A funny story that he shared about Lauritz Melchoir is that he was booked to perform at a certain time of the evening, but he ended up late.  It turns out that he went duck shooting and showed up at Zion, wearing his outdoor hunting clothing and boots.  He humoured the audience by sharing with them that he had heard that Saskatchewan offered some of the best duck shooting and that because he was late, he would take requests and would sing longer.  I guess it turned out to be the most awesome evening.

I can’t imagine what brought performers like these and others to Moose Jaw, Saskatchewan to Zion United Church, but I think it is history that should be recorded and remembered.  Thanks, Dad, for sharing all of this!

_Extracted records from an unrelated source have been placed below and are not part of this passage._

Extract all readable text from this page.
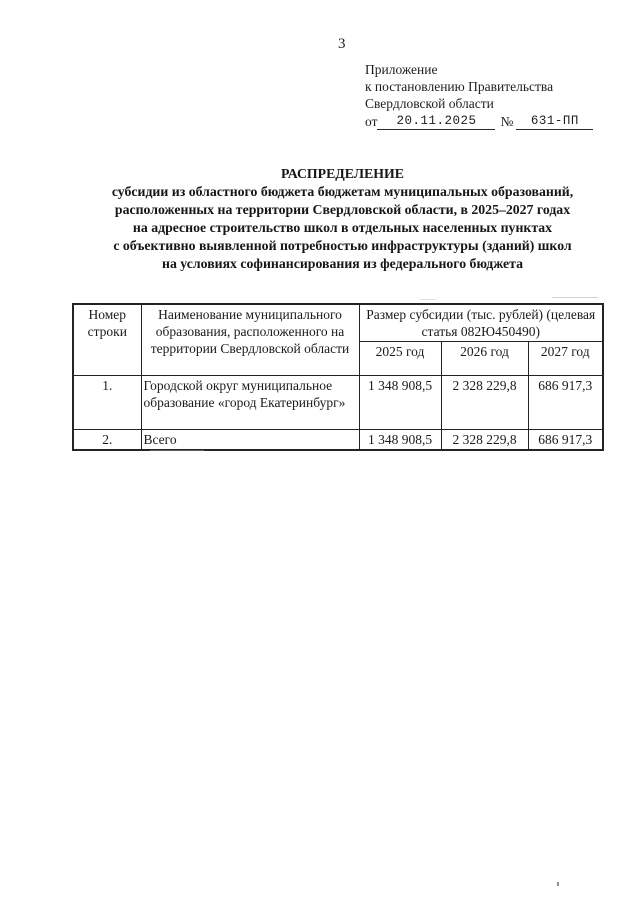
3
Приложение
к постановлению Правительства
Свердловской области
от 20.11.2025 № 631-ПП
РАСПРЕДЕЛЕНИЕ
субсидии из областного бюджета бюджетам муниципальных образований,
расположенных на территории Свердловской области, в 2025–2027 годах
на адресное строительство школ в отдельных населенных пунктах
с объективно выявленной потребностью инфраструктуры (зданий) школ
на условиях софинансирования из федерального бюджета
Номер строки	Наименование муниципального образования, расположенного на территории Свердловской области	Размер субсидии (тыс. рублей) (целевая статья 082Ю450490)		
		2025 год	2026 год	2027 год
1.	Городской округ муниципальное образование «город Екатеринбург»	1 348 908,5	2 328 229,8	686 917,3
2.	Всего	1 348 908,5	2 328 229,8	686 917,3
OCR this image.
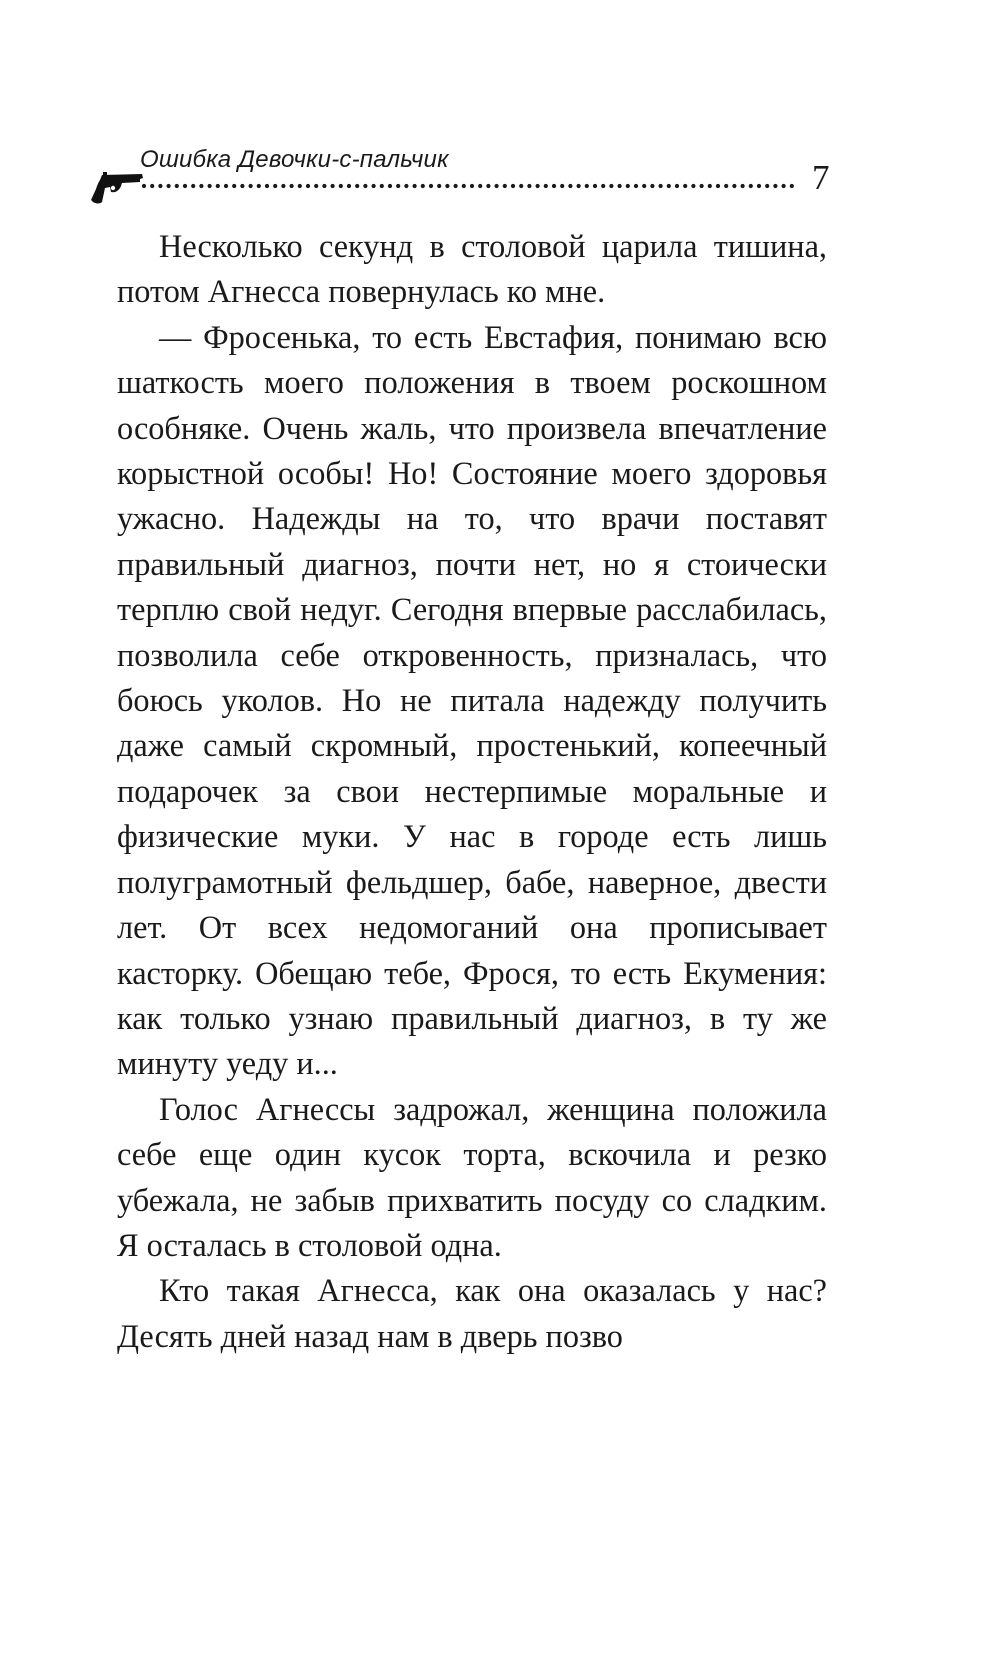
Ошибка Девочки-с-пальчик	7

Несколько секунд в столовой царила тишина, потом Агнесса повернулась ко мне.

— Фросенька, то есть Евстафия, понимаю всю шаткость моего положения в твоем роскошном особняке. Очень жаль, что произвела впечатление корыстной особы! Но! Состояние моего здоровья ужасно. Надежды на то, что врачи поставят правильный диагноз, почти нет, но я стоически терплю свой недуг. Сегодня впервые расслабилась, позволила себе откровенность, призналась, что боюсь уколов. Но не питала надежду получить даже самый скромный, простенький, копеечный подарочек за свои нестерпимые моральные и физические муки. У нас в городе есть лишь полуграмотный фельдшер, бабе, наверное, двести лет. От всех недомоганий она прописывает касторку. Обещаю тебе, Фрося, то есть Екумения: как только узнаю правильный диагноз, в ту же минуту уеду и...

Голос Агнессы задрожал, женщина положила себе еще один кусок торта, вскочила и резко убежала, не забыв прихватить посуду со сладким. Я осталась в столовой одна.

Кто такая Агнесса, как она оказалась у нас? Десять дней назад нам в дверь позво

I’m going to include here a piece by Paul Robeson, one I just love.  I’ve read some articles about Paul’s phenomenal history.  A good one is a pdf NOTE AND DOCUMENTS
Paul Robeson in Canada: A Border Story written by Laurel Sefton MacDowell.

I’m also going to post the piece Because as performed by Lauritz Melchoir.  I share this piece because Dad remembered singing this piece for several weddings in his youth.

I really treasure Dad’s memories of his music and performances.  I will never forget my Dad’s tenor voice singing so many solos throughout my childhood, youth and adult life.  These songs are very important to me.  Why?  Because.

2 thoughts on “Because

  1. Kath So enjoyed reading your piece entitled ‘Because.” I think its wonderful that you’re cataloging the songs your Dad sang.
    What a wonderful thing to do! A piece of history. As well as the bonding that must take place over these discussions. You are both blessed!
    I also enjoyed watching and listening to the video on Paul Robeson. I would never have known who he was or the impact he made for his people without your writing this piece. Thank you. It was so interesting!

    • I know, Grace! I’m learning so much! The amazing revelation last night when we Skyped was how he lived such a blessed youth with all of this inspiring music at Zion United Church. I wonder if any of us really notice what it is in our lives that is blessing us ‘while it’s happening’. Amazing that our John Moors shook the hands of and shared words with these men! I learned from Dad that apart from the big theater in Regina, Zion provided the largest venue and the best sound for anyone in Saskatchewan. Also, this happened in the years 1946, 47 and 48, just before the U.S. Government banned Paul Robeson for traveling into Canada. The man was a great advocate for miners and human beings that were trying to eek out a living for their families. Amazing stuff! Dad thinks that no one will be interested in this stuff after he’s gone…or I’m gone…but, I’m looking for the person with the greatest interest in music and it will be held in their trust…right now, I’m thinking Ainslie. I’ll consult with the sibs about it. I’ve placed the original sheet music into a archival container, with the history along side each sheet. I still have a way to go. Love you. And, thank you for supporting my usual love of family history, Grace!